Unscheduled bleeding after 6 months of continuous-combined therapy or heavy bleeding on cyclic therapy warrants transvaginal ultrasound to measure endometrial thickness [11]. An endometrial thickness of 4 mm or less in a postmenopausal woman has a negative predictive value exceeding 99% for endometrial cancer. Endometrial biopsy is indicated if the stripe exceeds 4 mm or if bleeding persists despite a thin stripe.

Periodic Reassessment

The 2022 NAMS position statement recommends that HRT (including the progesterone component) be reassessed annually with an individualized risk-benefit discussion [6]. There is no mandatory stop date, but the rationale for continued use should be documented at each visit.

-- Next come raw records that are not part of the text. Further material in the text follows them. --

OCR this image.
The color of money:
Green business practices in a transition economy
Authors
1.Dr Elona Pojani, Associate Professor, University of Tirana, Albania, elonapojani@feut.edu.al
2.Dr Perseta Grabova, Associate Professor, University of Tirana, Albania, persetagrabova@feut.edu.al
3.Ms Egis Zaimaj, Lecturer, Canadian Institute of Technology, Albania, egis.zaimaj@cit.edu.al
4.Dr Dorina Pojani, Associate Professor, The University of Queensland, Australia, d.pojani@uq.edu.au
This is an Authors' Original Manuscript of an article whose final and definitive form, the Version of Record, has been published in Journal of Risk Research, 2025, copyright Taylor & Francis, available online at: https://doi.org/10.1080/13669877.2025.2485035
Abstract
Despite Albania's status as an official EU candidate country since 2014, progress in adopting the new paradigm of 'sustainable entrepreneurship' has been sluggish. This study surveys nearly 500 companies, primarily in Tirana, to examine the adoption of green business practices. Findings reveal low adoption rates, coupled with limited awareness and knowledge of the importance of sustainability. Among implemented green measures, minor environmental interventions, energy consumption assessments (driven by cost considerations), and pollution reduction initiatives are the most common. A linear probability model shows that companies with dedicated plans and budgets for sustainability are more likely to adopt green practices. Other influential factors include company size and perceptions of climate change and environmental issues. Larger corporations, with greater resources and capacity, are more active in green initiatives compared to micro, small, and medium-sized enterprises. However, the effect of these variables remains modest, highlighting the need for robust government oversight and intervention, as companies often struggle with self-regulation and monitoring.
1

Oral Micronized Progesterone vs. Other Progesterone Routes

Patients sometimes ask whether they should switch from oral to vaginal, transdermal, or injectable progesterone. The answer depends on clinical goals.

Oral vs. Vaginal

Oral delivery produces higher systemic metabolite levels (more sedation, potential sleep benefit). Vaginal delivery produces higher endometrial tissue levels with fewer systemic side effects [8]. For women who experience intolerable drowsiness or dizziness on oral dosing, vaginal insertion of the same capsule is a practical alternative.

Oral vs. Transdermal

Transdermal progesterone creams are available over the counter but deliver unreliable and often sub-therapeutic serum levels. A systematic review by Stanczyk et al. Found that most OTC progesterone creams failed to raise serum progesterone above 3 ng/mL, insufficient for endometrial protection [12]. Oral micronized progesterone is the evidence-based choice when endometrial opposition is the clinical goal.

Oral vs. Intramuscular

Intramuscular progesterone in oil achieves higher and more consistent serum levels but requires painful gluteal injections, risks injection-site reactions, and is inconvenient for long-term HRT. Its use is appropriate in fertility medicine, not for routine menopause management.

Practical Tips for Patients

A few non-obvious points improve adherence and outcomes with this medication.

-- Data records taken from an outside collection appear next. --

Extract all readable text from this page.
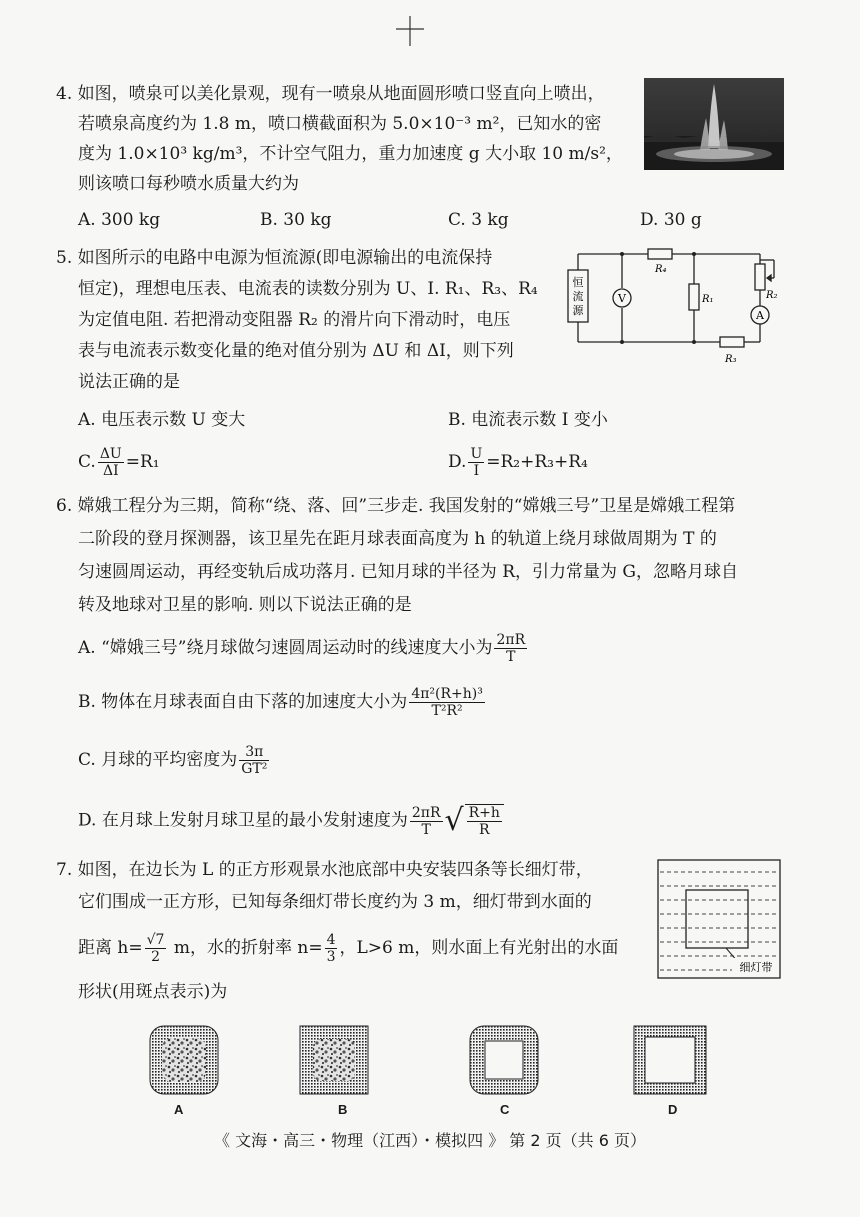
4. 如图，喷泉可以美化景观，现有一喷泉从地面圆形喷口竖直向上喷出，
若喷泉高度约为 1.8 m，喷口横截面积为 5.0×10⁻³ m²，已知水的密
度为 1.0×10³ kg/m³，不计空气阻力，重力加速度 g 大小取 10 m/s²，
则该喷口每秒喷水质量大约为
A. 300 kg	B. 30 kg	C. 3 kg	D. 30 g
5. 如图所示的电路中电源为恒流源(即电源输出的电流保持
恒定)，理想电压表、电流表的读数分别为 U、I. R₁、R₃、R₄
为定值电阻. 若把滑动变阻器 R₂ 的滑片向下滑动时，电压
表与电流表示数变化量的绝对值分别为 ΔU 和 ΔI，则下列
说法正确的是
A. 电压表示数 U 变大	B. 电流表示数 I 变小
C. $\frac{\Delta U}{\Delta I} =R_1$	D. $\frac{U}{I} =R_2+R_3+R_4$
恒
流
源
V
A
R₄
R₁	R₂
R₃
6. 嫦娥工程分为三期，简称“绕、落、回”三步走. 我国发射的“嫦娥三号”卫星是嫦娥工程第
二阶段的登月探测器，该卫星先在距月球表面高度为 h 的轨道上绕月球做周期为 T 的
匀速圆周运动，再经变轨后成功落月. 已知月球的半径为 R，引力常量为 G，忽略月球自
转及地球对卫星的影响. 则以下说法正确的是
A. “嫦娥三号”绕月球做匀速圆周运动时的线速度大小为 $\frac{2\pi R}{T}$
B. 物体在月球表面自由下落的加速度大小为 $\frac{\text{4π²(R+h)³}}{\text{T²R²}}$
C. 月球的平均密度为 $\frac{3\pi}{\text{GT²}}$
D. 在月球上发射月球卫星的最小发射速度为 $\frac{2\pi R}{T}$ √ $\frac{R+h}{R}$
7. 如图，在边长为 L 的正方形观景水池底部中央安装四条等长细灯带，
它们围成一正方形，已知每条细灯带长度约为 3 m，细灯带到水面的
距离 $h= \frac{√7}{2}$ m，水的折射率 $n= \frac{4}{3}$ ，L>6 m，则水面上有光射出的水面
形状(用斑点表示)为
细灯带
A	B	C	D
《 文海・高三・物理（江西）・模拟四 》 第 2 页（共 6 页）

Short list of things that matter: take it at the exact same time each night. Pair it with a fat-containing snack, even a tablespoon of peanut butter or a few cheese crackers. Expect drowsiness in the first two weeks. Do not drive or operate machinery within 2 hours of dosing until you know how the drug affects you.

If you are using the capsule vaginally (as directed by your provider), insert it at bedtime while lying down. Some capsule shell residue may be expelled the following morning. This is normal and does not indicate failed absorption. The progesterone itself absorbs through the vaginal mucosa within 4 to 6 hours.

Report any persistent unscheduled bleeding beyond the first 3 months of continuous therapy. A single episode of spotting is rarely significant, but a pattern warrants evaluation.